Main issues

In this project, we have given particular importance to reusing existing models to propose new documented and illustrated guidelines. We devoted part of the budget to the annotation of the data by researchers and students of different levels of expertise to test their robustness and resolve points of divergence.

The main challenge we had to face was to find a compromise between the theoretical choices governing syntax (micro and macro syntax) and the reproducibility of the models on interactive data. The contribution of this work lies thus in adaptations of pre-existing models aiming at optimizing these resources for interactive spoken data.

The creation of a model for the interactional units required numerous work sessions and a lot of manual annotation work by a team of expert annotators, in order to decide on the relevant units and their granularity. This task was based on previous work in Conversation Analysis on Turn Constructional Units (Sacks, Schegloff & Jefferson 1974, Selting 2000 and Ford, Fox & Thompson 2013).

Automation of data processing was implemented when possible. We proposed automation for segmentation into chunks and units based on the intonative period. In order to reuse the existing data, we tested several automatic tools to pre-segment the data without losing the text-sound alignment (PoS annotators: Treetagger, SEM; token parsers : Easyalign, Jtrans, DisMo). As far as prosody is concerned, the annotation of prominences was done automatically with ANALOR and manually by three annotators following the Rhapsody coding protocol. The comparison shows a significant discrepancy between the tool’s results and the manual annotations, with the tool detecting more prominences. Manual annotation was therefore retained and used, in particular for the exploratory development of a segmented speech unit segmentation based on prosodic data.
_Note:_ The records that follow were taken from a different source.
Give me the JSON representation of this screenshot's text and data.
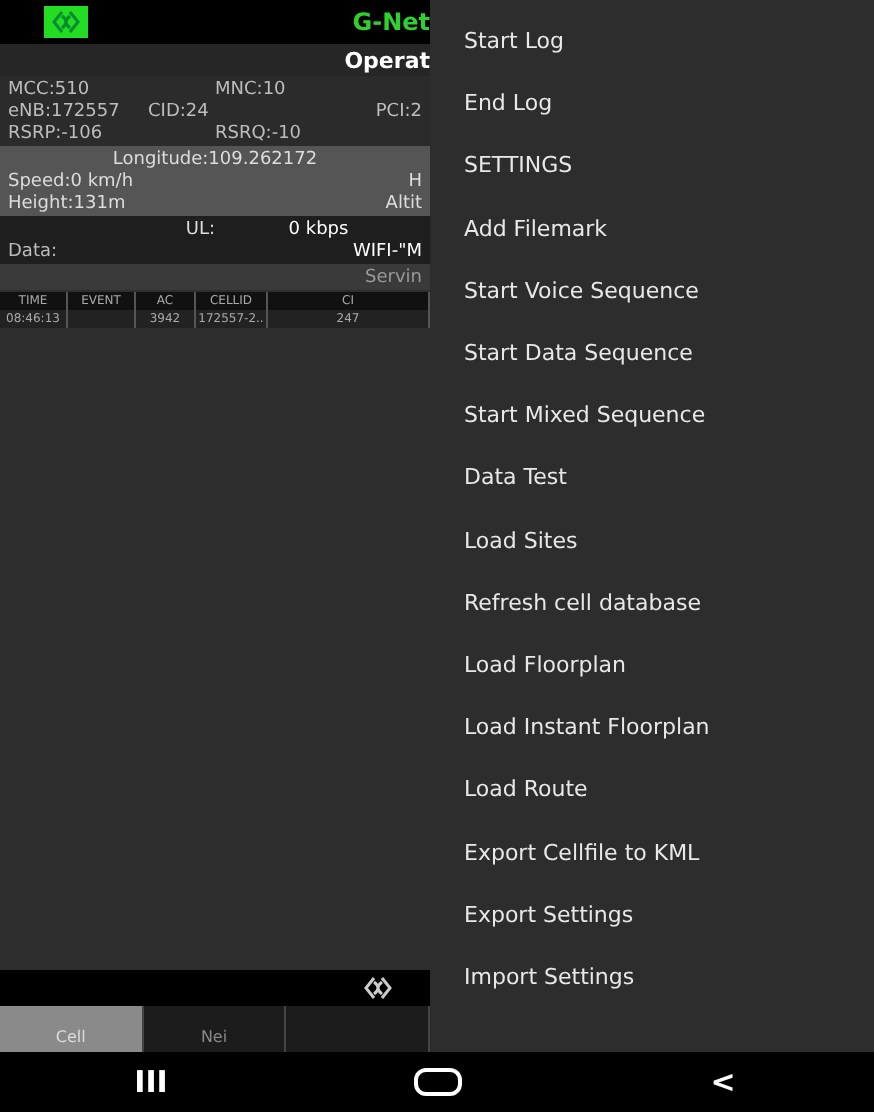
{
  "app": {
    "title": "G-Net",
    "operator": "Operat",
    "info_rows": [
      [
        "MCC:510",
        "MNC:10"
      ],
      [
        "eNB:172557",
        "CID:24",
        "PCI:2"
      ],
      [
        "RSRP:-106",
        "RSRQ:-10"
      ]
    ],
    "location_rows": [
      [
        "Longitude:109.262172"
      ],
      [
        "Speed:0 km/h",
        "H"
      ],
      [
        "Height:131m",
        "Altit"
      ]
    ],
    "ul_label": "UL:",
    "ul_value": "0 kbps",
    "data_label": "Data:",
    "data_value": "WIFI-\"M",
    "serving": "Servin",
    "table": {
      "columns": [
        "TIME",
        "EVENT",
        "AC",
        "CELLID",
        "CI"
      ],
      "rows": [
        [
          "08:46:13",
          "",
          "3942",
          "172557-2..",
          "247"
        ]
      ]
    },
    "tabs": [
      {
        "label": "Cell",
        "selected": true
      },
      {
        "label": "Nei",
        "selected": false
      },
      {
        "selected": false
      }
    ]
  },
  "menu": {
    "items": [
      "Start Log",
      "End Log",
      "SETTINGS",
      "Add Filemark",
      "Start Voice Sequence",
      "Start Data Sequence",
      "Start Mixed Sequence",
      "Data Test",
      "Load Sites",
      "Refresh cell database",
      "Load Floorplan",
      "Load Instant Floorplan",
      "Load Route",
      "Export Cellfile to KML",
      "Export Settings",
      "Import Settings"
    ]
  },
  "nav": {
    "recents": "III",
    "back": "<"
  }
}
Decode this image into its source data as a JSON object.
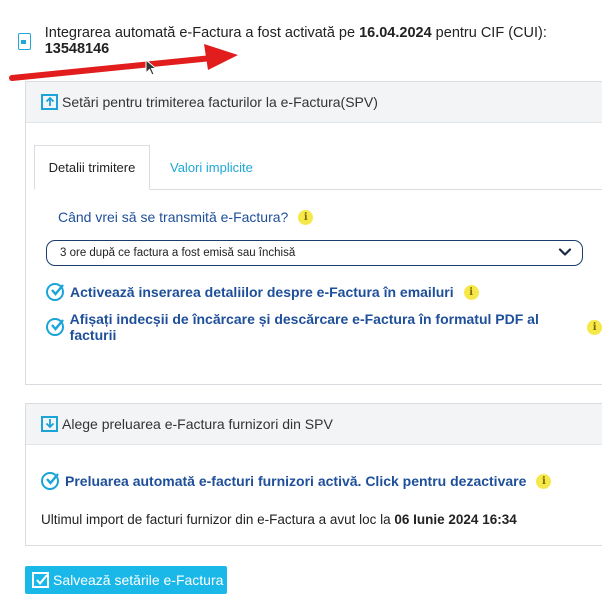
{
  "banner": {
    "text_prefix": "Integrarea automată e-Factura a fost activată pe ",
    "date": "16.04.2024",
    "text_mid": " pentru CIF (CUI): ",
    "cif": "13548146"
  },
  "send_panel": {
    "title": "Setări pentru trimiterea facturilor la e-Factura(SPV)",
    "tabs": [
      {
        "label": "Detalii trimitere",
        "active": true
      },
      {
        "label": "Valori implicite",
        "active": false
      }
    ],
    "question": "Când vrei să se transmită e-Factura?",
    "select_value": "3 ore după ce factura a fost emisă sau închisă",
    "options": [
      {
        "label": "Activează inserarea detaliilor despre e-Factura în emailuri",
        "checked": true
      },
      {
        "label": "Afișați indecșii de încărcare și descărcare e-Factura în formatul PDF al facturii",
        "checked": true
      }
    ]
  },
  "receive_panel": {
    "title": "Alege preluarea e-Factura furnizori din SPV",
    "status": "Preluarea automată e-facturi furnizori activă. Click pentru dezactivare",
    "last_import_prefix": "Ultimul import de facturi furnizor din e-Factura a avut loc la ",
    "last_import_date": "06 Iunie 2024 16:34"
  },
  "save_button": "Salvează setările e-Factura",
  "info_glyph": "i",
  "colors": {
    "accent": "#1aa4d8",
    "link_text": "#1e4f9a",
    "button_bg": "#1ab8e8",
    "info_badge": "#f7e84a",
    "arrow": "#e11d1d"
  }
}
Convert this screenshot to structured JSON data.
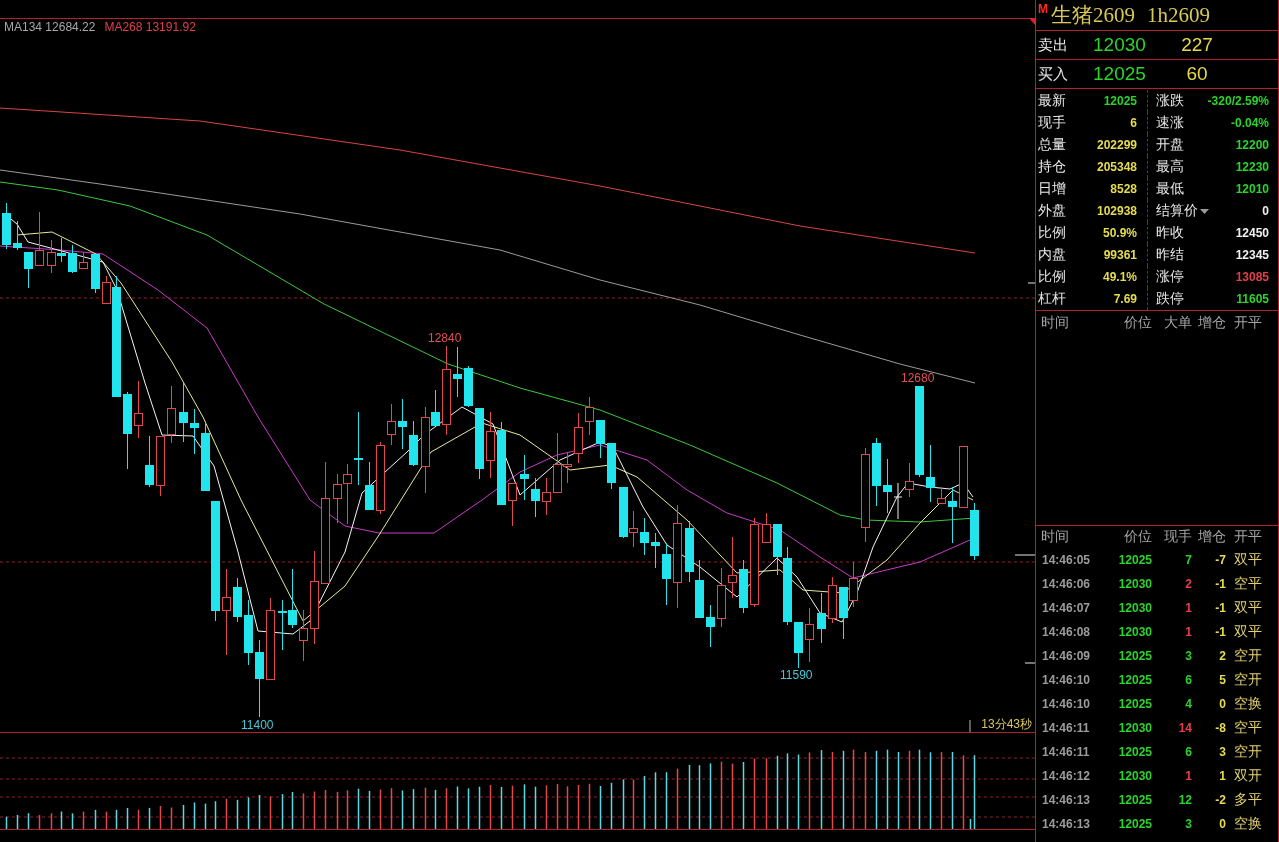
{
  "chart": {
    "legend": [
      {
        "text": "MA134 12684.22",
        "color": "#a8a8a8"
      },
      {
        "text": "MA268 13191.92",
        "color": "#e0404c"
      }
    ],
    "markers": [
      {
        "kind": "high",
        "text": "12840"
      },
      {
        "kind": "low",
        "text": "11400"
      },
      {
        "kind": "high",
        "text": "12680"
      },
      {
        "kind": "low",
        "text": "11590"
      }
    ],
    "countdown": "13分43秒"
  },
  "quote": {
    "badge": "M",
    "name": "生猪2609",
    "code": "1h2609",
    "ask": {
      "label": "卖出",
      "price": "12030",
      "volume": "227"
    },
    "bid": {
      "label": "买入",
      "price": "12025",
      "volume": "60"
    },
    "stats": [
      {
        "kind": "value",
        "label": "最新",
        "value": "12025",
        "color": "#2ad42a"
      },
      {
        "kind": "value",
        "label": "涨跌",
        "value": "-320/2.59%",
        "color": "#2ad42a"
      },
      {
        "kind": "value",
        "label": "现手",
        "value": "6",
        "color": "#e6dc50"
      },
      {
        "kind": "value",
        "label": "速涨",
        "value": "-0.04%",
        "color": "#2ad42a"
      },
      {
        "kind": "value",
        "label": "总量",
        "value": "202299",
        "color": "#e6dc50"
      },
      {
        "kind": "value",
        "label": "开盘",
        "value": "12200",
        "color": "#2ad42a"
      },
      {
        "kind": "value",
        "label": "持仓",
        "value": "205348",
        "color": "#e6dc50"
      },
      {
        "kind": "value",
        "label": "最高",
        "value": "12230",
        "color": "#2ad42a"
      },
      {
        "kind": "value",
        "label": "日增",
        "value": "8528",
        "color": "#e6dc50"
      },
      {
        "kind": "value",
        "label": "最低",
        "value": "12010",
        "color": "#2ad42a"
      },
      {
        "kind": "value",
        "label": "外盘",
        "value": "102938",
        "color": "#e6dc50"
      },
      {
        "kind": "dropdown",
        "label": "结算价",
        "value": "0",
        "color": "#f0f0f0"
      },
      {
        "kind": "value",
        "label": "比例",
        "value": "50.9%",
        "color": "#e6dc50"
      },
      {
        "kind": "value",
        "label": "昨收",
        "value": "12450",
        "color": "#f0f0f0"
      },
      {
        "kind": "value",
        "label": "内盘",
        "value": "99361",
        "color": "#e6dc50"
      },
      {
        "kind": "value",
        "label": "昨结",
        "value": "12345",
        "color": "#f0f0f0"
      },
      {
        "kind": "value",
        "label": "比例",
        "value": "49.1%",
        "color": "#e6dc50"
      },
      {
        "kind": "value",
        "label": "涨停",
        "value": "13085",
        "color": "#e0404a"
      },
      {
        "kind": "value",
        "label": "杠杆",
        "value": "7.69",
        "color": "#e6dc50"
      },
      {
        "kind": "value",
        "label": "跌停",
        "value": "11605",
        "color": "#2ad42a"
      }
    ]
  },
  "big_orders": {
    "columns": [
      "时间",
      "价位",
      "大单",
      "增仓",
      "开平"
    ]
  },
  "ticks": {
    "columns": [
      "时间",
      "价位",
      "现手",
      "增仓",
      "开平"
    ],
    "rows": [
      {
        "time": "14:46:05",
        "price": "12025",
        "hand": "7",
        "color": "#2ad42a",
        "change": "-7",
        "type": "双平"
      },
      {
        "time": "14:46:06",
        "price": "12030",
        "hand": "2",
        "color": "#e0404a",
        "change": "-1",
        "type": "空平"
      },
      {
        "time": "14:46:07",
        "price": "12030",
        "hand": "1",
        "color": "#e0404a",
        "change": "-1",
        "type": "双平"
      },
      {
        "time": "14:46:08",
        "price": "12030",
        "hand": "1",
        "color": "#e0404a",
        "change": "-1",
        "type": "双平"
      },
      {
        "time": "14:46:09",
        "price": "12025",
        "hand": "3",
        "color": "#2ad42a",
        "change": "2",
        "type": "空开"
      },
      {
        "time": "14:46:10",
        "price": "12025",
        "hand": "6",
        "color": "#2ad42a",
        "change": "5",
        "type": "空开"
      },
      {
        "time": "14:46:10",
        "price": "12025",
        "hand": "4",
        "color": "#2ad42a",
        "change": "0",
        "type": "空换"
      },
      {
        "time": "14:46:11",
        "price": "12030",
        "hand": "14",
        "color": "#e0404a",
        "change": "-8",
        "type": "空平"
      },
      {
        "time": "14:46:11",
        "price": "12025",
        "hand": "6",
        "color": "#2ad42a",
        "change": "3",
        "type": "空开"
      },
      {
        "time": "14:46:12",
        "price": "12030",
        "hand": "1",
        "color": "#e0404a",
        "change": "1",
        "type": "双开"
      },
      {
        "time": "14:46:13",
        "price": "12025",
        "hand": "12",
        "color": "#2ad42a",
        "change": "-2",
        "type": "多平"
      },
      {
        "time": "14:46:13",
        "price": "12025",
        "hand": "3",
        "color": "#2ad42a",
        "change": "0",
        "type": "空换"
      }
    ]
  }
}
Regarding the contrastive point of view, the fruitful collaboration between both French and German teams made it possible to work on both languages : on the one hand by elaborating a list of comparable critical cases in macrosyntax in both languages, and on the other hand by proposing an innovative exploratory model for segmentation into interactional units. Interestingly, whereas two different models had to be adopted in macrosyntax for French and German, we noted a convergence in interactional segmentation in both languages.

The SegCor project makes following deliverables available to the scientific community :

  • a pilot corpus of 10 different types of interactions for each language, enriched with a multi-level annotation reusable for future linguistic analyses, an exploitation in didactics of French and German as a Foreign Language or as a reference corpus for Automatic Language Processing;
  • several guidelines adapted to speech-in-interaction, documented and enriched with numerous examples, attested in different contexts ;
  • a stand-alone automatic segmenter for French (PoS and chunks) and its tutorial, which can be used on any other corpus of language data transcriptions;
  • a automatic segmenter in pauses developed on german data;
  • an innovative exploratory model of segmentation into interactional units and a joint reference article on French and German;
  • an identification of common critical cases of oral interaction in French and German with proposals for segmentation solutions in macro-syntax;
  • numerous papers in national and international conferences on linguistics and several articles in different journals;
  • a special issue on the Segmentation of Oral Corpuses currently under study will give an account of this multidisciplinary approach.